Como en todas las áreas de la vida, es de mucha importancia que cada individuo este definido y consciente de su realidad.
En el área espiritual y específicamente bíblico-teológico no puede ser de otra manera, cada quien debe estar claro de su posición y su condición.
Al mencionar posición me refiero a cuál es su punto teológico, o dicho de otra manera su “línea” o tendencia (no tanto liberal o conservadora, pienso más en bíblica o antibíblica) y al mencionar condición (es lo que me interesa tratar en este caso) me refiero llegamos a cierta posición, por alineación o por alienación???
Todos nos alineamos a una posición pero no todos debemos ser alienados.
Según RAE.
Alineación:
1. f. Acción y efecto de alinear.
2. f. Acción y efecto de formar o reunir ordenadamente un cuerpo de tropas.
3. f. Disposición de los jugadores de un equipo deportivo según el puesto y función asignados a cada uno para determinado partido.
4. f. Urb. Trazado de calles y plazas.
5. f. Urb. Línea de fachada que sirve de límite a la construcción de edificios al borde de la vía pública.
Alienación: Del latín alienato, onis.
1. Acción y efecto de alinear (enajenar).
2. f. Limitación o condicionamiento de la personalidad, impuestos al individuo o a la colectividad por factores externos sociales, económicos o culturales.
3. f. Med. Trastorno intelectual, tanto temporal o accidental como permanente.
4. f. Psiquiatr. Estado mental caracterizado por una pérdida del sentimiento de la propia identidad.
Tomando en consideración las definiciones anteriores dadas por diccionarios serios, es de importancia poder definir nuestra condición bíblico-teológica, alineación o alienación, no se trata nuevamente de un juego de palabras o términos, la situación va mucho más allá.
Es decir, tanto nuestra posición como condición son las correctas?
Como llegamos a adoptar nuestra posición teológica nos ayudara a entender si nuestra condición es válida.
Se nos demostró de manera contundente a la luz de la Palabra y de manera valida, para que nos acogiéramos a una línea o corriente bíblica-teológica o simplemente se hizo uso de subterfugios (Efugio, escapatoria, excusa artificiosa.), y fuimos absorbidos por presupuestos bíblico-teológicos que históricamente se ha demostrado no tienen base bíblica y fácilmente caen por su peso.
Debemos cuidar nuestra posición y condición; como exhortara el apóstol Pablo a Timoteo, 1 Timoteo 4:16, “ten cuidado de ti mismo y de la doctrina pues haciendo eso te salvaras tú y a los que te oyeren”, rápidamente captamos que no se trata de un asunto liviano, ligero o intrascendente, al contrario es algo decisivo aquí pero también para el “mañana”, (está claro que el versículo no se trata de una salvación escatológica, sino salvarse del error doctrinal que obviamente puede llevar a una perdición espiritual).
El apóstol Pablo al recordarles la labor que junto a sus compañeros había realizado en Tesalónica dice: 1 Tes. 2:4-5, “nuestra exhortación no procedió de error ni de impureza, ni fue por engaño,” y continua más abajo “nunca usamos de palabras lisonjeras”. De esta misma manera debe conducirse todo aquel que pregona la Palabra del Señor si va a predicarla fielmente.

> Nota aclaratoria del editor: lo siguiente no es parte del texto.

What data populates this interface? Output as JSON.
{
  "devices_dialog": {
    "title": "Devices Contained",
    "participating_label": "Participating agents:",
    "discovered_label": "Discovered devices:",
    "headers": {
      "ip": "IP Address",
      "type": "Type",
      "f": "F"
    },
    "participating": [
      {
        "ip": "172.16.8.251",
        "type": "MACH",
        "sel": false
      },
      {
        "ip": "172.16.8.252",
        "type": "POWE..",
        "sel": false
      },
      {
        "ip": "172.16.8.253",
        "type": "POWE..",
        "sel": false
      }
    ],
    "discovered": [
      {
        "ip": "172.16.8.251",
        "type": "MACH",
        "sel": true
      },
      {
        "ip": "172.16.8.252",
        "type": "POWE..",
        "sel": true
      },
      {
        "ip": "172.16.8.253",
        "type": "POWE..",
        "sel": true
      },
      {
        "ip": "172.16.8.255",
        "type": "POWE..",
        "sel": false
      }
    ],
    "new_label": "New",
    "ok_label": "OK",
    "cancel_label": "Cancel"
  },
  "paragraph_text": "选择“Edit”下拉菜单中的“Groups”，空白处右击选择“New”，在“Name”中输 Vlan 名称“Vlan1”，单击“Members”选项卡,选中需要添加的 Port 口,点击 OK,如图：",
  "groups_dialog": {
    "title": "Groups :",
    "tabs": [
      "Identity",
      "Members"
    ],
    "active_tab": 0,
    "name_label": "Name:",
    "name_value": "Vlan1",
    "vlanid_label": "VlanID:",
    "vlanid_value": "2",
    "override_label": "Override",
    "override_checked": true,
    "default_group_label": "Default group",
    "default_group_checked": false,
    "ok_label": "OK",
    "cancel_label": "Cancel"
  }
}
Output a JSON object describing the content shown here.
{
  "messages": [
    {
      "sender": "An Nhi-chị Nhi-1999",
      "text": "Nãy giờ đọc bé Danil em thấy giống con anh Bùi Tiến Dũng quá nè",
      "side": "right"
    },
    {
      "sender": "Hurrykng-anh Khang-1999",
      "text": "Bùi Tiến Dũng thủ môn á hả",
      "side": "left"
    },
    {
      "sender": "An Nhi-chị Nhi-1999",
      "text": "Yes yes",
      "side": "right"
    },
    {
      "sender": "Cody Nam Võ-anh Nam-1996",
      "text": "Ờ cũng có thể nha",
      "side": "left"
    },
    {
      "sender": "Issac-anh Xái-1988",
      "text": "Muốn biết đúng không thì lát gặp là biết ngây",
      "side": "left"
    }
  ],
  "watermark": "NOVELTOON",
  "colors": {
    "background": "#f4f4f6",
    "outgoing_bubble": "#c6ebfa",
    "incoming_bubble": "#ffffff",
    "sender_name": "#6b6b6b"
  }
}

Los falaces argumentos salen a escena solo cuando no se pregona el evangelio autentico, se tendrá que echar mano de ellos indefectiblemente. La doctrina errónea debe adornarse con un poco de filosofía, con sicología, otro tanto de tecnicismos académicos que le propinan un sentido de gran erudición, pero su componente principal será siempre la mentira y como lo llama el Apóstol Pablo “artimañas del error”.

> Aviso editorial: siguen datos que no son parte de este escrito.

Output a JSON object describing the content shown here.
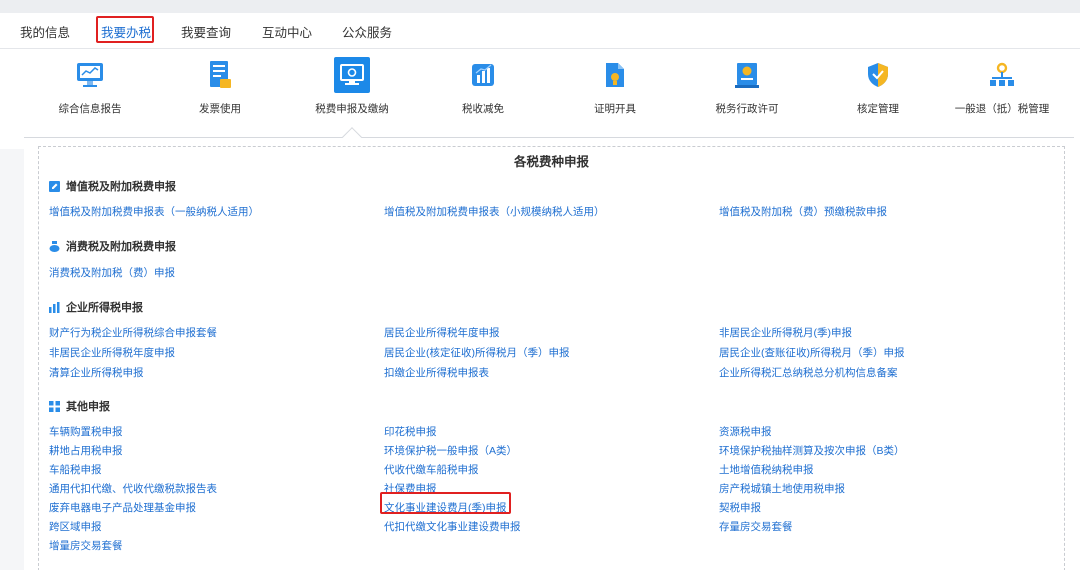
{
  "tabs": [
    {
      "label": "我的信息"
    },
    {
      "label": "我要办税"
    },
    {
      "label": "我要查询"
    },
    {
      "label": "互动中心"
    },
    {
      "label": "公众服务"
    }
  ],
  "icon_menu": [
    {
      "label": "综合信息报告",
      "icon": "monitor-chart-icon"
    },
    {
      "label": "发票使用",
      "icon": "invoice-document-icon"
    },
    {
      "label": "税费申报及缴纳",
      "icon": "screen-declare-icon"
    },
    {
      "label": "税收减免",
      "icon": "bar-chart-icon"
    },
    {
      "label": "证明开具",
      "icon": "certificate-file-icon"
    },
    {
      "label": "税务行政许可",
      "icon": "license-badge-icon"
    },
    {
      "label": "核定管理",
      "icon": "shield-icon"
    },
    {
      "label": "一般退（抵）税管理",
      "icon": "org-tree-icon"
    }
  ],
  "panel_title": "各税费种申报",
  "sections": {
    "vat": {
      "title": "增值税及附加税费申报",
      "links": [
        "增值税及附加税费申报表（一般纳税人适用）",
        "增值税及附加税费申报表（小规模纳税人适用）",
        "增值税及附加税（费）预缴税款申报"
      ]
    },
    "consumption": {
      "title": "消费税及附加税费申报",
      "links": [
        "消费税及附加税（费）申报"
      ]
    },
    "cit": {
      "title": "企业所得税申报",
      "links": [
        "财产行为税企业所得税综合申报套餐",
        "居民企业所得税年度申报",
        "非居民企业所得税月(季)申报",
        "非居民企业所得税年度申报",
        "居民企业(核定征收)所得税月（季）申报",
        "居民企业(查账征收)所得税月（季）申报",
        "清算企业所得税申报",
        "扣缴企业所得税申报表",
        "企业所得税汇总纳税总分机构信息备案"
      ]
    },
    "other": {
      "title": "其他申报",
      "links": [
        "车辆购置税申报",
        "印花税申报",
        "资源税申报",
        "耕地占用税申报",
        "环境保护税一般申报（A类）",
        "环境保护税抽样测算及按次申报（B类）",
        "车船税申报",
        "代收代缴车船税申报",
        "土地增值税纳税申报",
        "通用代扣代缴、代收代缴税款报告表",
        "社保费申报",
        "房产税城镇土地使用税申报",
        "废弃电器电子产品处理基金申报",
        "文化事业建设费月(季)申报",
        "契税申报",
        "跨区域申报",
        "代扣代缴文化事业建设费申报",
        "存量房交易套餐",
        "增量房交易套餐"
      ]
    }
  },
  "colors": {
    "accent": "#1f6fd1",
    "highlight": "#e02020",
    "selected_icon_bg": "#1c89e8"
  }
}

En tanto la verdad bíblica no se apoya en los caudales del saber humano filosófico, hasta puede prescindir de estos y sale avante, la verdad bíblica no se alimenta de sicología o aun de esos tecnicismos tan gustados por el ser humano por dar apariencia de profundidad en el conocimiento.
Por decirlo de una manera la verdad sola y de manera “sencilla” es poderosa para prevalecer y avanzar.
Apreciado lector que amablemente ha concedido sus valiosos minutos a este breve escrito, no permita que “los cantos de Sirenas” teológicas le conduzcan a un una condición y posicionamiento erróneo que le llevara a una perdida personal y de sus “seguidores” o aprendices. Guardémonos de no caer en una crasa alienación.
Recordemos hoy y siempre:
1 Timoteo 6: 20 “Oh Timoteo, guarda lo que se te ha encomendado, evitando las profanas pláticas sobre cosas vanas, y los argumentos de la falsamente llamada ciencia, 21 la cual profesando algunos, se desviaron de la fe. La gracia sea contigo. Amén”.